The WSJ supports immigration as a powerful weapon in the fight against inflation. They are right about the disinflationary effects of immigration. I really have no idea why you want to prescribe immigration as a cure against deflation. I am not opposed to immigration, but I sure do know that supporting immigration with unfounded claims will doom it as a policy issue at some point in the future. The argument in favour of immigration has to be derived from political, cultural and moral principles. An economic case could possibly be constructed on the basis of biology nobelist William Hamilton´s ideas about genetic diversity. Economists would have to cooperate with epidemiologists in order to credibly attribute variations in the probability and severity of diseases to variations along the dimension of genetic diversity and could then try to assign a cost to strategies of preserving homogeneity.



The argument about immigration in a biological diversity context is certainly interesting, but I'm afraid my argument is more pragmatic and essentially economic. Joerg and the WSJ are certainly right, the impact of immigration - or read proxy globalisation (since I think it increasingly doesn't matter where much of the labour is located for this argument to work, and in a world where use of 'undocumented' labour is becoming habitual and sytematic, where they actually are physically seems to be less and less important) - is dis-inflationary. Essentially it drives down costs. What it does is change the slope of the labour supply curve, making proportionally more unskilled labour available at ever cheaper prices, and at the same time it displaces it outwards, meaning more 'potential' labour becomes available at every price. This is, I'm afraid to admit, an essentially supply side argument. But isn't this in part what our labour market, flexibility, reforms are supposed to be all about. Reducing costs to foment economic expansion. This is the good kind of dis-inflation. This is supply stimulus.
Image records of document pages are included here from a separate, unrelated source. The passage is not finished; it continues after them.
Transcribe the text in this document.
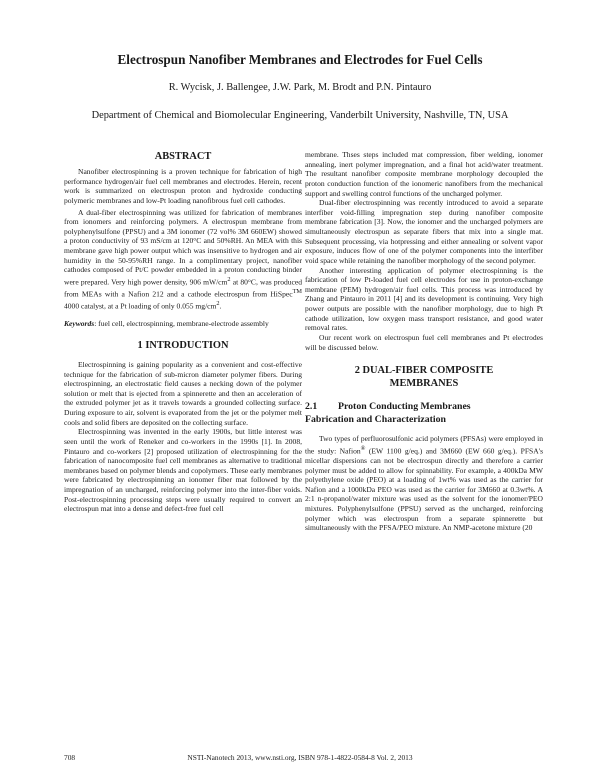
Electrospun Nanofiber Membranes and Electrodes for Fuel Cells
R. Wycisk, J. Ballengee, J.W. Park, M. Brodt and P.N. Pintauro
Department of Chemical and Biomolecular Engineering, Vanderbilt University, Nashville, TN, USA
ABSTRACT

Nanofiber electrospinning is a proven technique for fabrication of high performance hydrogen/air fuel cell membranes and electrodes. Herein, recent work is summarized on electrospun proton and hydroxide conducting polymeric membranes and low-Pt loading nanofibrous fuel cell cathodes.

A dual-fiber electrospinning was utilized for fabrication of membranes from ionomers and reinforcing polymers. A electrospun membrane from polyphenylsulfone (PPSU) and a 3M ionomer (72 vol% 3M 660EW) showed a proton conductivity of 93 mS/cm at 120°C and 50%RH. An MEA with this membrane gave high power output which was insensitive to hydrogen and air humidity in the 50-95%RH range. In a complimentary project, nanofiber cathodes composed of Pt/C powder embedded in a proton conducting binder were prepared. Very high power density, 906 $mW/cm^2$ at 80°C, was produced from MEAs with a Nafion 212 and a cathode electrospun from HiSpec™ 4000 catalyst, at a Pt loading of only 0.055 $mg/cm^2$.

Keywords: fuel cell, electrospinning, membrane-electrode assembly

1 INTRODUCTION

Electrospinning is gaining popularity as a convenient and cost-effective technique for the fabrication of sub-micron diameter polymer fibers. During electrospinning, an electrostatic field causes a necking down of the polymer solution or melt that is ejected from a spinnerette and then an acceleration of the extruded polymer jet as it travels towards a grounded collecting surface. During exposure to air, solvent is evaporated from the jet or the polymer melt cools and solid fibers are deposited on the collecting surface.

Electrospinning was invented in the early 1900s, but little interest was seen until the work of Reneker and co-workers in the 1990s [1]. In 2008, Pintauro and co-workers [2] proposed utilization of electrospinning for the fabrication of nanocomposite fuel cell membranes as alternative to traditional membranes based on polymer blends and copolymers. These early membranes were fabricated by electrospinning an ionomer fiber mat followed by the impregnation of an uncharged, reinforcing polymer into the inter-fiber voids. Post-electrospinning processing steps were usually required to convert an electrospun mat into a dense and defect-free fuel cell

membrane. Thses steps included mat compression, fiber welding, ionomer annealing, inert polymer impregnation, and a final hot acid/water treatment. The resultant nanofiber composite membrane morphology decoupled the proton conduction function of the ionomeric nanofibers from the mechanical support and swelling control functions of the uncharged polymer.

Dual-fiber electrospinning was recently introduced to avoid a separate interfiber void-filling impregnation step during nanofiber composite membrane fabrication [3]. Now, the ionomer and the uncharged polymers are simultaneously electrospun as separate fibers that mix into a single mat. Subsequent processing, via hotpressing and either annealing or solvent vapor exposure, induces flow of one of the polymer components into the interfiber void space while retaining the nanofiber morphology of the second polymer.

Another interesting application of polymer electrospinning is the fabrication of low Pt-loaded fuel cell electrodes for use in proton-exchange membrane (PEM) hydrogen/air fuel cells. This process was introduced by Zhang and Pintauro in 2011 [4] and its development is continuing. Very high power outputs are possible with the nanofiber morphology, due to high Pt cathode utilization, low oxygen mass transport resistance, and good water removal rates.

Our recent work on electrospun fuel cell membranes and Pt electrodes will be discussed below.

2 DUAL-FIBER COMPOSITE
MEMBRANES
2.1 Proton Conducting Membranes
Fabrication and Characterization

Two types of perfluorosulfonic acid polymers (PFSAs) were employed in the study: Nafion® (EW 1100 g/eq.) and 3M660 (EW 660 g/eq.). PFSA's micellar dispersions can not be electrospun directly and therefore a carrier polymer must be added to allow for spinnability. For example, a 400kDa MW polyethylene oxide (PEO) at a loading of 1wt% was used as the carrier for Nafion and a 1000kDa PEO was used as the carrier for 3M660 at 0.3wt%. A 2:1 n-propanol/water mixture was used as the solvent for the ionomer/PEO mixtures. Polyphenylsulfone (PPSU) served as the uncharged, reinforcing polymer which was electrospun from a separate spinnerette but simultaneously with the PFSA/PEO mixture. An NMP-acetone mixture (20

708	NSTI-Nanotech 2013, www.nsti.org, ISBN 978-1-4822-0584-8 Vol. 2, 2013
But then there is the dependency ratio argument. These are early days, and this theory is far from complete, but I feel that there is increasing evidence that a 'healthy' society in the sense of growth potential needs a certain age structure, and a certain 'potential' dependency ratio. This is where the immigration argument really comes in. Immigration helps maintain a stable trajectory by cushioning the dependency ratio blow.

It also adds to the demand side stimulus, since immigrants are predominantly young and liable to borrow against their futures (normally they borrow even to arrive). This can help prop-up eg flagging housing markets, demand for consumer durables etc etc. One of the reasons I am 'getting out of the office' to study the Bulgarians in Valencia is to try to learn more about the reality of immigration. Then I hope I will be better equipped to answer more of these questions.

One last point. Immigration is not a permanent solution. As more and more societies pass through the demographic transition, then we will run out of human resources. But immigration can buy time, soften the blow, and enable us to look for better, more sustainable ways of living. We may be all hooked on growth, but we need time to come off. If we kick the habit too quickly the consequences may not be pleasant.